Início promissor, mas com sinais de alerta
Gabigol começou a temporada como titular absoluto, após período de preparação física. Os primeiros gols oficiais vieram rapidamente, e o atacante chegou a brigar pela artilharia do Campeonato Mineiro. No entanto, uma expulsão infantil em clássico contra o Atlético-MG já acendia um sinal de alerta. Com a chegada do Campeonato Brasileiro e a troca de comando técnico para Leonardo Jardim, a trajetória do camisa 9 começou a mudar drasticamente. Apesar de estrear com gol, Gabigol perdeu sua vaga no time titular em abril, e a partir daí, nunca mais recuperou a condição de peça fundamental.
Perda de protagonismo e fim de ano melancólico
Nos últimos oito meses da temporada, Gabigol atuou como titular em apenas 11 partidas, muitas vezes por ausência de outros jogadores ou por rodízio do elenco.
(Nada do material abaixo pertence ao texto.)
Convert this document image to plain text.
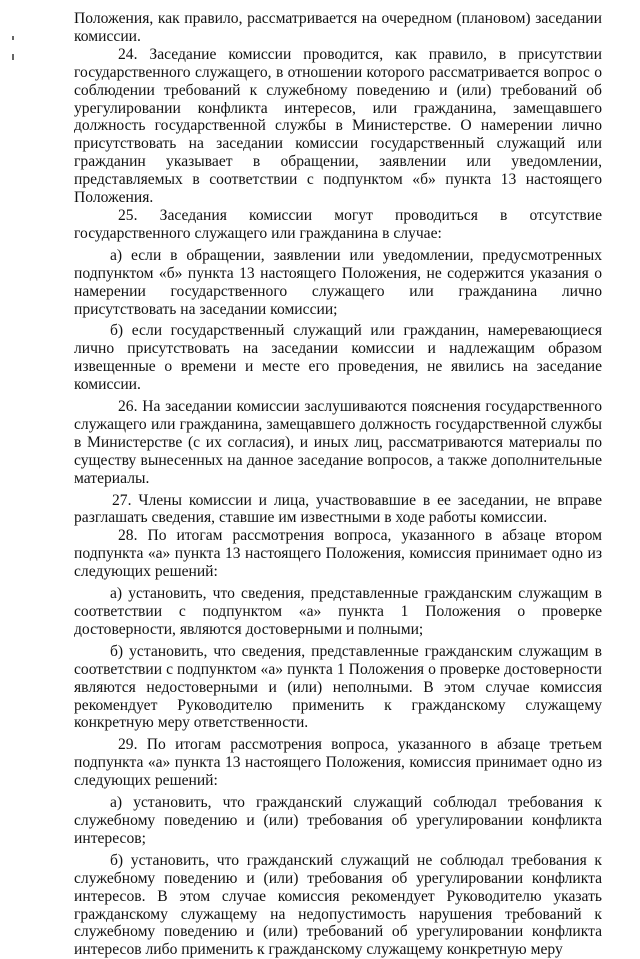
Положения, как правило, рассматривается на очередном (плановом) заседании комиссии.

24. Заседание комиссии проводится, как правило, в присутствии государственного служащего, в отношении которого рассматривается вопрос о соблюдении требований к служебному поведению и (или) требований об урегулировании конфликта интересов, или гражданина, замещавшего должность государственной службы в Министерстве. О намерении лично присутствовать на заседании комиссии государственный служащий или гражданин указывает в обращении, заявлении или уведомлении, представляемых в соответствии с подпунктом «б» пункта 13 настоящего Положения.

25. Заседания комиссии могут проводиться в отсутствие государственного служащего или гражданина в случае:

а) если в обращении, заявлении или уведомлении, предусмотренных подпунктом «б» пункта 13 настоящего Положения, не содержится указания о намерении государственного служащего или гражданина лично присутствовать на заседании комиссии;

б) если государственный служащий или гражданин, намеревающиеся лично присутствовать на заседании комиссии и надлежащим образом извещенные о времени и месте его проведения, не явились на заседание комиссии.

26. На заседании комиссии заслушиваются пояснения государственного служащего или гражданина, замещавшего должность государственной службы в Министерстве (с их согласия), и иных лиц, рассматриваются материалы по существу вынесенных на данное заседание вопросов, а также дополнительные материалы.

27. Члены комиссии и лица, участвовавшие в ее заседании, не вправе разглашать сведения, ставшие им известными в ходе работы комиссии.

28. По итогам рассмотрения вопроса, указанного в абзаце втором подпункта «а» пункта 13 настоящего Положения, комиссия принимает одно из следующих решений:

а) установить, что сведения, представленные гражданским служащим в соответствии с подпунктом «а» пункта 1 Положения о проверке достоверности, являются достоверными и полными;

б) установить, что сведения, представленные гражданским служащим в соответствии с подпунктом «а» пункта 1 Положения о проверке достоверности являются недостоверными и (или) неполными. В этом случае комиссия рекомендует Руководителю применить к гражданскому служащему конкретную меру ответственности.

29. По итогам рассмотрения вопроса, указанного в абзаце третьем подпункта «а» пункта 13 настоящего Положения, комиссия принимает одно из следующих решений:

а) установить, что гражданский служащий соблюдал требования к служебному поведению и (или) требования об урегулировании конфликта интересов;

б) установить, что гражданский служащий не соблюдал требования к служебному поведению и (или) требования об урегулировании конфликта интересов. В этом случае комиссия рекомендует Руководителю указать гражданскому служащему на недопустимость нарушения требований к служебному поведению и (или) требований об урегулировании конфликта интересов либо применить к гражданскому служащему конкретную меру
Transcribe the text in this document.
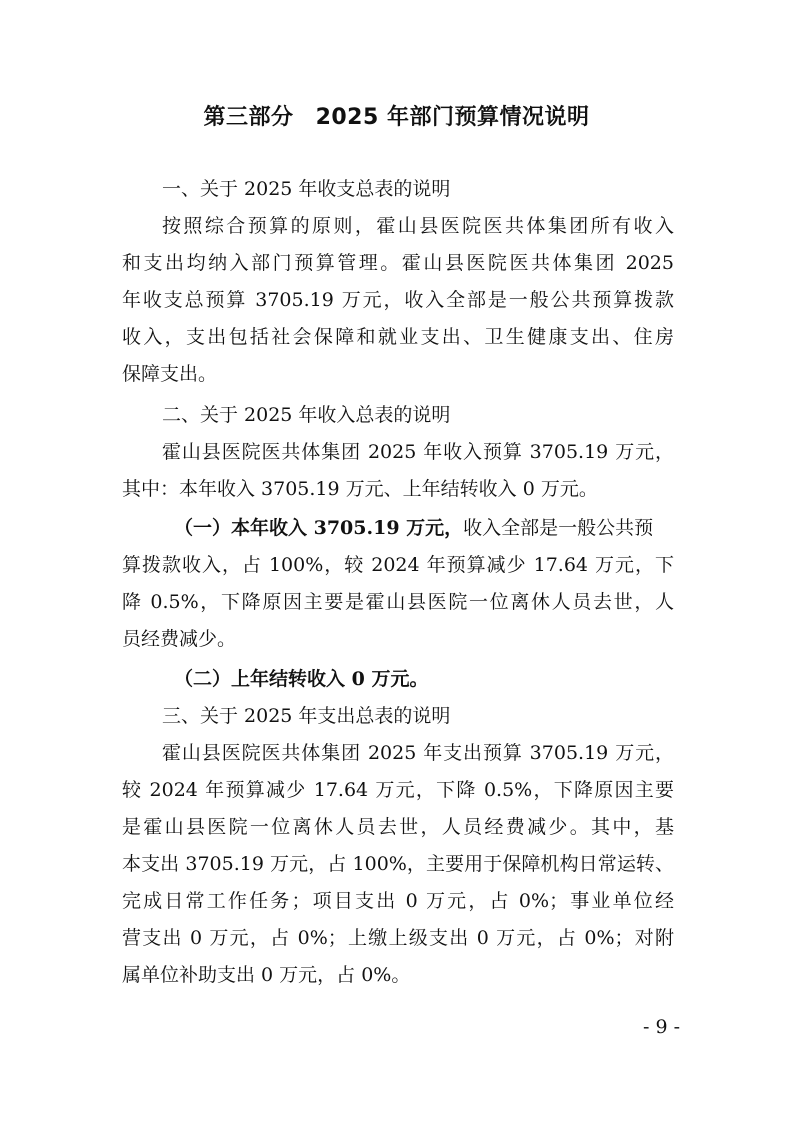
第三部分 2025 年部门预算情况说明
一、关于 2025 年收支总表的说明
按照综合预算的原则，霍山县医院医共体集团所有收入
和支出均纳入部门预算管理。霍山县医院医共体集团 2025
年收支总预算 3705.19 万元，收入全部是一般公共预算拨款
收入，支出包括社会保障和就业支出、卫生健康支出、住房
保障支出。
二、关于 2025 年收入总表的说明
霍山县医院医共体集团 2025 年收入预算 3705.19 万元，
其中：本年收入 3705.19 万元、上年结转收入 0 万元。
（一）本年收入 3705.19 万元，收入全部是一般公共预
算拨款收入，占 100%，较 2024 年预算减少 17.64 万元，下
降 0.5%，下降原因主要是霍山县医院一位离休人员去世，人
员经费减少。
（二）上年结转收入 0 万元。
三、关于 2025 年支出总表的说明
霍山县医院医共体集团 2025 年支出预算 3705.19 万元，
较 2024 年预算减少 17.64 万元，下降 0.5%，下降原因主要
是霍山县医院一位离休人员去世，人员经费减少。其中，基
本支出 3705.19 万元，占 100%，主要用于保障机构日常运转、
完成日常工作任务；项目支出 0 万元，占 0%；事业单位经
营支出 0 万元，占 0%；上缴上级支出 0 万元，占 0%；对附
属单位补助支出 0 万元，占 0%。
- 9 -
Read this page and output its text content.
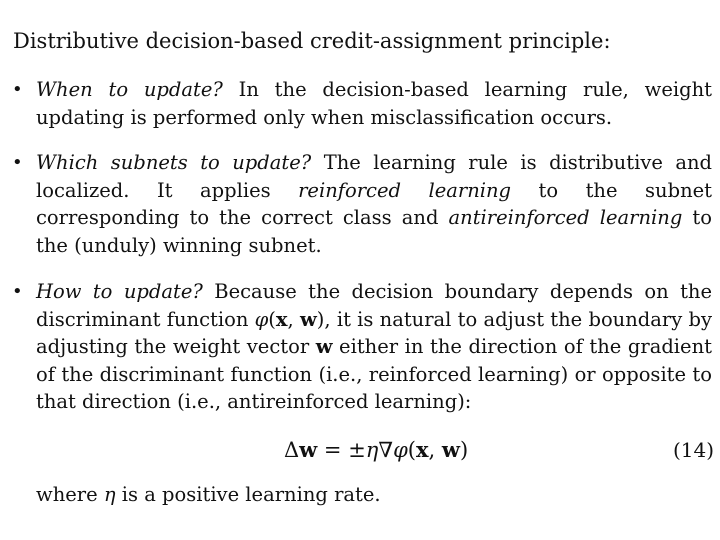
Distributive decision-based credit-assignment principle:
• When to update? In the decision-based learning rule, weight updating is performed only when misclassification occurs.
• Which subnets to update? The learning rule is distributive and localized. It applies reinforced learning to the subnet corresponding to the correct class and antireinforced learning to the (unduly) winning subnet.
• How to update? Because the decision boundary depends on the discriminant function φ(x, w), it is natural to adjust the boundary by adjusting the weight vector w either in the direction of the gradient of the discriminant function (i.e., reinforced learning) or opposite to that direction (i.e., antireinforced learning):
Δw = ±η∇φ(x, w)	(14)
where η is a positive learning rate.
Ao todo, foram 38 jogos com a camisa celeste em 2025, com seis gols e quatro assistências. Embora tenha tido momentos de brilho, decidindo jogos importantes com gols, o fim do ano foi particularmente amargo. O atacante completou mais de dois meses sem balançar as redes, com seu último gol marcado em 5 de outubro. O jejum se estendeu por 11 jogos, sem sequer uma assistência.
O pênalti decisivo e a incerteza sobre o futuro
O capítulo final da temporada de 2025 foi o mais doloroso. Na semifinal da Copa do Brasil, diante do Corinthians, Gabigol foi acionado nos minutos finais, com a clara intenção de ser um dos cobradores de pênalti. A responsabilidade recaiu sobre seus ombros, mas o atacante desperdiçou a cobrança crucial, defendida por Hugo Souza. A eliminação do Cruzeiro veio na sequência, e as críticas ao jogador foram imediatas e intensas. Um protesto em Belo Horizonte culminou na pichação de um muro na Toca da Raposa 1, com uma mensagem hostil. Atualmente, a permanência de Gabigol no Cruzeiro para 2026 é vista como improvável, apesar de seu contrato longo e um dos maiores salários do país, o que pode dificultar negociações. O sonho que parecia concreto em maio de 2024 se distanciou da realidade, ao menos até o fim de 2025.